Laxisme monétaire et austérité budgétaire : un mélange indigeste


Extrait de : Laxisme monétaire et austérité budgétaire : un mélange indigeste, Guillaume Duval, Alternative Économique, 05 mars 2012

Les dirigeants européens mènent une politique paradoxale et inégalitaire, analyse Guillaume Duval dans sa chronique sur Radio Nova : la politique monétaire subventionne les banques pendant que les politiques budgétaires pèsent sur les pauvres.

Vous voulez nous entretenir de « policy mix » à l'échelle européenne. Vous y allez fort de bon matin !

Oui, je présente d'avance toutes mes excuses aux auditeurs, mais j'ai l'intention en effet de vous bassiner avec du jargon d'économiste, parce que cette notion de « policy mix » est indispensable pour comprendre ce qui ne va pas en Europe actuellement…

Bon allons-y, qu'est-ce que c'est donc que ce fameux policy mix ?

Pour leur politique économique, les autorités publiques disposent de deux types d'outils.
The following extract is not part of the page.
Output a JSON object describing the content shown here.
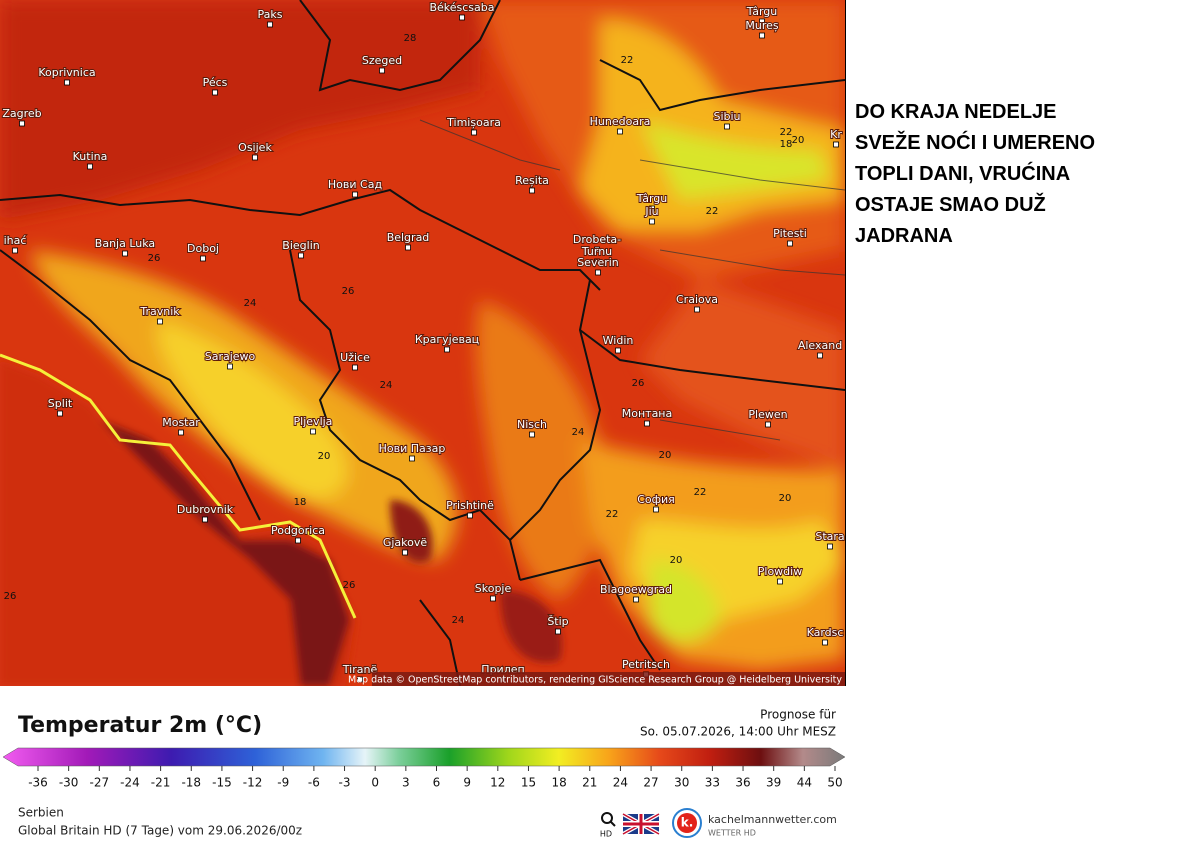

1.      D'une part, la politique monétaire, généralement confiée à une institution indépendante du gouvernement, comme c'est le cas en Europe avec la Banque centrale européenne. Celle-ci fixe un taux d'intérêt directeur auquel elle prête de l'argent aux banques ordinaires. Elle peut aussi décider de créer de la monnaie pour l'injecter dans le circuit économique, comme elle vient de le faire à deux reprises depuis trois mois pour 1 020 milliards d'euros au total, soit 10 % du produit intérieur brut (PIB) de la zone euro.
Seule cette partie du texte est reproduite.